I still cry a lot.  So do my parents.  My father will talk to me about it for hours in the middle of the night, but hardly talks to my mum about it at all.  I don’t say much when he opens up.  Dad just needs to say it out loud.  On the other hand, my mother and I have very powerful but very brief conversations about Luke, both of us taking turns listening.  The problem is that it is still shockingly, achingly painful.  When I talk to my mum or listen to my dad, it is like an ice-cold fist closing around my heart.  It is just as painful as those first few days.  My chest doesn’t work right, and my heart aches.  They don’t tell you that after two years, it will still feel this way.

But then again, after a year has passed, a lot of people don’t talk about grief.  It’s awkward — the friends who are not grieving do not want to inadvertantly cause pain or bring up solemn memories.  And the grievers, the people like me, don’t know if they want to tell all the stories they can remember or just muscle on silently, hording their memories.  Or at least, that’s how I feel.  I’m not sure how much, how often, or if I should share Luke with anyone.

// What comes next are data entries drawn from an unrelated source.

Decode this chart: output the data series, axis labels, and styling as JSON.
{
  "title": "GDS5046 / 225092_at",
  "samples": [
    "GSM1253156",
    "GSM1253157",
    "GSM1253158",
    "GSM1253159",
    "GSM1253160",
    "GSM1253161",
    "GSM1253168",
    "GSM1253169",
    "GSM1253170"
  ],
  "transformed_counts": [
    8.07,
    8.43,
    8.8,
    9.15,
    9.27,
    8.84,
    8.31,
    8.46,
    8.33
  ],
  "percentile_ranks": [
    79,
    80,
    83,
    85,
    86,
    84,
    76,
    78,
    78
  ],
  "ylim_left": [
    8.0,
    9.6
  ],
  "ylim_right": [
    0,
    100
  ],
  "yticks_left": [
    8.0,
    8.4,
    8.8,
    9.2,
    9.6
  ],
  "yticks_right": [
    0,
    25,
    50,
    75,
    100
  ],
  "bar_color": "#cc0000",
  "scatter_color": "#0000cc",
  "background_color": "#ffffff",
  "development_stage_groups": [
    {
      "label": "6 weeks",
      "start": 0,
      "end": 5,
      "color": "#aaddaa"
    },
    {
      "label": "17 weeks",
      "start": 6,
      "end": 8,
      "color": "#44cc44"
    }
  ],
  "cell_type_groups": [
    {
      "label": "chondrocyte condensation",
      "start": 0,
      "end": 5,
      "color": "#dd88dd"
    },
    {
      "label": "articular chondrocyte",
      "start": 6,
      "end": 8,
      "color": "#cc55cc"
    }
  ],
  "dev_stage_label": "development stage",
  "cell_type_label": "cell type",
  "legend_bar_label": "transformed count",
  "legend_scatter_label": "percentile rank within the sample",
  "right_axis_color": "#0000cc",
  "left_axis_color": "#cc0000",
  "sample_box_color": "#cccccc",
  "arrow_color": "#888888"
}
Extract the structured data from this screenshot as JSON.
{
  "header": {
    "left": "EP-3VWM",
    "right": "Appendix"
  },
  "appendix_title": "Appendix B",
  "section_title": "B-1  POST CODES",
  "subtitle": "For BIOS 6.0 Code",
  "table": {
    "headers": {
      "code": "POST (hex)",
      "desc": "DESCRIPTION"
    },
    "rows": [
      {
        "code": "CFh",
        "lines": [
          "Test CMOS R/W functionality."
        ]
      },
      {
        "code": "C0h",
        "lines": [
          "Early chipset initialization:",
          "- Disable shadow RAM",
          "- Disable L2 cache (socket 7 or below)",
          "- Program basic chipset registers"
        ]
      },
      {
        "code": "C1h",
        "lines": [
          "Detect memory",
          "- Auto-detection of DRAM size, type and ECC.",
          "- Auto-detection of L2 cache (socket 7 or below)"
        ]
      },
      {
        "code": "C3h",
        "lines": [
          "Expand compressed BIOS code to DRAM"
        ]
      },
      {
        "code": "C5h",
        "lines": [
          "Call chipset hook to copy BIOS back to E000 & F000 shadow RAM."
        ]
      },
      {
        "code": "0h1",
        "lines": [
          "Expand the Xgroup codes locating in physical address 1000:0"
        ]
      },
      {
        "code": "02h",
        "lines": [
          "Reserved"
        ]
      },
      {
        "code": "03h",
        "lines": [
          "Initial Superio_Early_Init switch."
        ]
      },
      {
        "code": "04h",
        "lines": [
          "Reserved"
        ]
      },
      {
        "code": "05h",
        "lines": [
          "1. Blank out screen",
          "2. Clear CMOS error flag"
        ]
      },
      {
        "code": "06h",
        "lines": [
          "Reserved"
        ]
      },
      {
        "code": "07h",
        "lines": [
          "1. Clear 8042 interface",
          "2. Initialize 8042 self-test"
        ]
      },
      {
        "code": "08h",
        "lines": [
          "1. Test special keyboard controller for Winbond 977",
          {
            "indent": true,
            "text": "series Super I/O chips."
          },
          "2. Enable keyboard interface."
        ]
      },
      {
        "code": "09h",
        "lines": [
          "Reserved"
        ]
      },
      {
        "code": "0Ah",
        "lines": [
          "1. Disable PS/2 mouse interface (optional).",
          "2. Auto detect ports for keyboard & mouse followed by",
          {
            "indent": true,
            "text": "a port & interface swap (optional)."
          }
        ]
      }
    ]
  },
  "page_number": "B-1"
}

The years don’t make telling people who don’t know any easier, either.  In fact, in my case, getting the words out is almost harder.  And how do you say it?  Quickly, a burst of the truth, not to be dwelt upon?  Solemnly?  With the immediate assurance that you are glad you had the time that you did?  I always immediately want to tell people it’s okay when they apologize for not knowing.  But the thing is, it’s not okay.  It will never be okay again.  He was 22 years old.  There is nothing okay about death.  It might be natural, and of course none of us will get out alive, but it’s not okay.

I have, and am eternally grateful for, found a man that understands what I’m going through.  My boyfriend Mike lost his mother as a boy, and knows that sometimes if I get quiet, or if I silently insist on a hug, that I am missing my baby brother.  How could I not miss him?  Luke loved life and people like no one else I ever met, and his loss is still a giant hole in my chest.

Mike knows.  He doesn’t try to talk about how Luke is still with us, somehow, or that he’s watching over me.  Instead, Mike carefully pulls me to his chest, and tells me it’s okay to still be grieving.

And if someone is reading this and is also grieving, I don’t care how long it’s been: a day, a month, or fifteen years.  It’s okay to still be grieving.  It’s something I’m still trying to learn myself, but it needs to be said and said again.